The other day I made pumpkin soup, using a variety of homegrown pumpkins, tomatoes I froze last summer, onions, and garlic, served with olive and rosemary bread from a reliable recipe I’ve been making for years.

I felt like a cross between Laura Ingalls Wilder’s Ma from Little House on the Prairie and that inspiring New Zealand lass and free range cook Annabel Langbein.

Growing food from seeds you have collected from your best vegetables and herbs, or have been given by friends, is also a cracker.

Last weekend I planted beans, spinach and pumpkins from such seeds, and I just know they will give me luscious results – in between chasing chooks out of the compost heap.

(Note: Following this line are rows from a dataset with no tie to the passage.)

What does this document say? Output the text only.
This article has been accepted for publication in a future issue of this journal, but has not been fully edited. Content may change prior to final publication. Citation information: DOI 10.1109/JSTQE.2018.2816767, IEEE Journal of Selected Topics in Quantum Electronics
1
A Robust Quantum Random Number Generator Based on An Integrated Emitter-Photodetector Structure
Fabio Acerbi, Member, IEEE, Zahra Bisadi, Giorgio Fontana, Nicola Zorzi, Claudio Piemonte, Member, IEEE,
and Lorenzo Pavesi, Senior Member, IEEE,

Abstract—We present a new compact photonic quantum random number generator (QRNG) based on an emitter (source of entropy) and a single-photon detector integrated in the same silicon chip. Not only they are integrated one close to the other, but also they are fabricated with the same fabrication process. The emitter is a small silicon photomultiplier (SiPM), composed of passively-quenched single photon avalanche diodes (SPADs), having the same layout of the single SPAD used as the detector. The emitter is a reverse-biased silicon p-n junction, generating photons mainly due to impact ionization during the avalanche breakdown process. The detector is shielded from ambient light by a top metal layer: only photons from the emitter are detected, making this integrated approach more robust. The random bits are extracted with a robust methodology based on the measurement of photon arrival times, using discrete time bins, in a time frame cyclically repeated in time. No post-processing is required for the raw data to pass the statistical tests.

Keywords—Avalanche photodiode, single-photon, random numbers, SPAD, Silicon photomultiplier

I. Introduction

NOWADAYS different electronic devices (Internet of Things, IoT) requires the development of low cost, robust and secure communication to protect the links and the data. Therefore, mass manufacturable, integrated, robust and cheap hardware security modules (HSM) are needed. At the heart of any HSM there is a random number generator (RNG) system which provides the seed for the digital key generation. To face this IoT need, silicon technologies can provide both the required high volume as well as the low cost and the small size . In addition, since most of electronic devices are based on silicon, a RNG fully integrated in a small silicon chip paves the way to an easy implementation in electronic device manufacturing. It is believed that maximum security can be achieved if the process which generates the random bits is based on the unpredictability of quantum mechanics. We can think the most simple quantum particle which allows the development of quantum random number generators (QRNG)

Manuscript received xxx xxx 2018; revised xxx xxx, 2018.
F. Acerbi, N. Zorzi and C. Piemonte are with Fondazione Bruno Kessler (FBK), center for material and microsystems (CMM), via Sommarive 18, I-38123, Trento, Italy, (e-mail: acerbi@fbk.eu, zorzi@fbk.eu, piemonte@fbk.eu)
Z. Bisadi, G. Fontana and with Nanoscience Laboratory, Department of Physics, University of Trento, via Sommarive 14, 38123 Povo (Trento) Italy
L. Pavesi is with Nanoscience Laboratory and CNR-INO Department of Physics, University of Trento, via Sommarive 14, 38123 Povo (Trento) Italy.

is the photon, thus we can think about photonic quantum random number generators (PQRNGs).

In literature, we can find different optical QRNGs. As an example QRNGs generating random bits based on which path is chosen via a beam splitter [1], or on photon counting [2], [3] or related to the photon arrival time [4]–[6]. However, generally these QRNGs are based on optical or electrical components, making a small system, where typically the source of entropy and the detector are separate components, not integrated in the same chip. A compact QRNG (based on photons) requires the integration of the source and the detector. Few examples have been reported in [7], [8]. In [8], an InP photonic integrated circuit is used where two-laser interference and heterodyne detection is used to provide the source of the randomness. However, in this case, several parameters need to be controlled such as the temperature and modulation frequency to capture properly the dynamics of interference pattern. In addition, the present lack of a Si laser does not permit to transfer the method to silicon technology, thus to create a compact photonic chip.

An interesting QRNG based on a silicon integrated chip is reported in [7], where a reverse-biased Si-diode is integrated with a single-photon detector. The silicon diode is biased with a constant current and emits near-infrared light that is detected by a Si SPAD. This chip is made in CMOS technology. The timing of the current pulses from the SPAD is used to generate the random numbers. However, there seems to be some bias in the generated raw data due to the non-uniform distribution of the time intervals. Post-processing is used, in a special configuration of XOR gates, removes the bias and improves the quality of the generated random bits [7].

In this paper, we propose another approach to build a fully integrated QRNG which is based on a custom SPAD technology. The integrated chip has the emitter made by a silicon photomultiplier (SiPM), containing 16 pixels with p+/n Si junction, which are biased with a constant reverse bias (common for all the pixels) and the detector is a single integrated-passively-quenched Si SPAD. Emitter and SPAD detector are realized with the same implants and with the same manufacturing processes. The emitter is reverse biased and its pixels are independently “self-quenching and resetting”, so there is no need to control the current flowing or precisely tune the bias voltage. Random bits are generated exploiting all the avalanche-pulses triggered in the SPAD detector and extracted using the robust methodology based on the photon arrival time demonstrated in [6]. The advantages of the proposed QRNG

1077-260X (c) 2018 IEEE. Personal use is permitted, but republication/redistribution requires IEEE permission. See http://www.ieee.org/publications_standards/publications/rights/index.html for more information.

In fact, the rocket and peas are already up and powering along.

Pushing my old fourth- hand hand-operated fly-mower through the clumps of clover and winter grass in between my vegie beds is also heaps of fun.

It’s great f or upper- body conditioni­ng and cheap as chips to run.

Plus, I can hear the radio, and the chooks loll behind it, eagerly eating the insects thrown up by the blades.

My decision to have a radio but not a TV, to use a hand mower rather than a petrol one, to cycle my 50km-a-day commute when I can rather than drive, and to try to buy 90 per cent of my clothes and homewares from op shops and garage sales rather than stores, is not born of Luddite stubbornne­ss.

It’s simply heaps more fun, and much more frugal.

At the end of the day in this mad, stressed-out old world, we need all the harmless fun we can enjoy.